The subjects were seated in a chair with their supinated arm rested on a table and elevated at 60-80 degrees of shoulder flexion and 0 degrees elbow flexion for 15 minutes to acclimate to room temperature. The pressure pain threshold (PPT) with the algometer was assessed on the flexors of the forearm. Blood flow was measured by Biopac red laser Doppler for superficial blood flow at the middle finger and deep blood flow via Imaging Ultrasound of the radial artery prior to the application of the Deep muscle stimulator (DMS), two PPT measures were performed approximately 30 seconds apart. Subjects were instructed to say “stop” when a discernible pain is felt, and the experimenter then retracted the algometer and recorded the value of pressure. The DMS was administered in a 6” circular area with the center being where the original PPT was taken. The DMS was rotated clockwise for 2 minutes and counterclockwise for 2 minutes. This treatment was given for 4 minutes then the subject rested for 30 seconds. After the rest repeat blood flow and algometer measurements were taken at the same site. Each session took approximately 30 minutes.

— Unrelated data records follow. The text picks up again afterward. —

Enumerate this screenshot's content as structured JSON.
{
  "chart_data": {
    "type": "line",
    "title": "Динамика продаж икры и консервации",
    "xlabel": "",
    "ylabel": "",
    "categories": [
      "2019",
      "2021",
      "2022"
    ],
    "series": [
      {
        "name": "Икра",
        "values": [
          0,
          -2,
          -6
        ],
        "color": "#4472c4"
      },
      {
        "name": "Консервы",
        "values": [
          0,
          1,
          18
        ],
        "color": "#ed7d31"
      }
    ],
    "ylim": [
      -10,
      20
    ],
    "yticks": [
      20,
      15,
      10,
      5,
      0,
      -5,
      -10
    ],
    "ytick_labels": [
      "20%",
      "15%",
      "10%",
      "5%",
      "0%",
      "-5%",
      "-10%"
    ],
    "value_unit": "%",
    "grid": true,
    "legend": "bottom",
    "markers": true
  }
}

Ten healthy subjects free from upper extremity orthopedic, metabolic, or neurological conditions were recruited. Five male and five female between the ages of 24-29 participated in the pilot study.
Table 1. General characteristic of subjects (n=10)

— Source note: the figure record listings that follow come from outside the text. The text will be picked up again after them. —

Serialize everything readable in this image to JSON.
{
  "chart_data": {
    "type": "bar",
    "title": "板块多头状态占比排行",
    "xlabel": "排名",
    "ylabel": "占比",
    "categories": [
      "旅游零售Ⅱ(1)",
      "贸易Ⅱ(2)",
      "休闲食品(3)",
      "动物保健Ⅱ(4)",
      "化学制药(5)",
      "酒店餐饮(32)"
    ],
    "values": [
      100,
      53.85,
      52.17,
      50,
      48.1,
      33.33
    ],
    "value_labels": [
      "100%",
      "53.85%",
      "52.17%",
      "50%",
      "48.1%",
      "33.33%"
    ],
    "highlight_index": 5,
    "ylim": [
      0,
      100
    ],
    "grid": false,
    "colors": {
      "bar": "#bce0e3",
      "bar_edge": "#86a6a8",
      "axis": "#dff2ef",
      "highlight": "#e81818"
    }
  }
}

Abbreviation: SD, standard deviation
Repeated measures T Test was performed with the level of significance set at p≤0.05.
There was statistically significant improvement in pressure pain tolerance, superficial blood flow, and deep blood flow. There was a 25% increase in deep pressure tolerance for pain (31.2 N to 50.7N), a 13% increase in superficial blood flow (146.4 Flux to 165.8 Flux), and greater than two times increase in deep arterial blood flow (127% increase – 5.6 ml/min to 12.7 ml/min).
This pilot data supports an increase in superficial and deep blood flow distal to the area of 4 minute application of the Deep Muscle Stimulator. Pain tolerance to pressure was also significantly improved at the site of application. Improvement in the superficial blood flow indicates that there is not capillary bed congestion of blood flow secondary to application of the devise. Likewise, deep flow increases support a generalized improvement in perfusion throughout the limb distal to the site of application. Application of this modality may have beneficial effects on improving healing of skin and connective tissue injuries distal to the application area. This data also confirms an analgesic effect to the tissues the device is applied.
This study demonstrates the effectiveness of the Deep Muscle Stimulator to decrease pain sensitivity and increased superficial and deep blood flow following a 4 minute application.
Proposed Progression of Project
The project will be expanded to include a larger subject population and expanded demographics. If further analysis demonstrates the same results, the next step is to examine how long the increased circulation and analgesic effects last following application. Then examining the effects with certain health populations such as those with diabetes, circulatory disorders, skin ulcers, etc.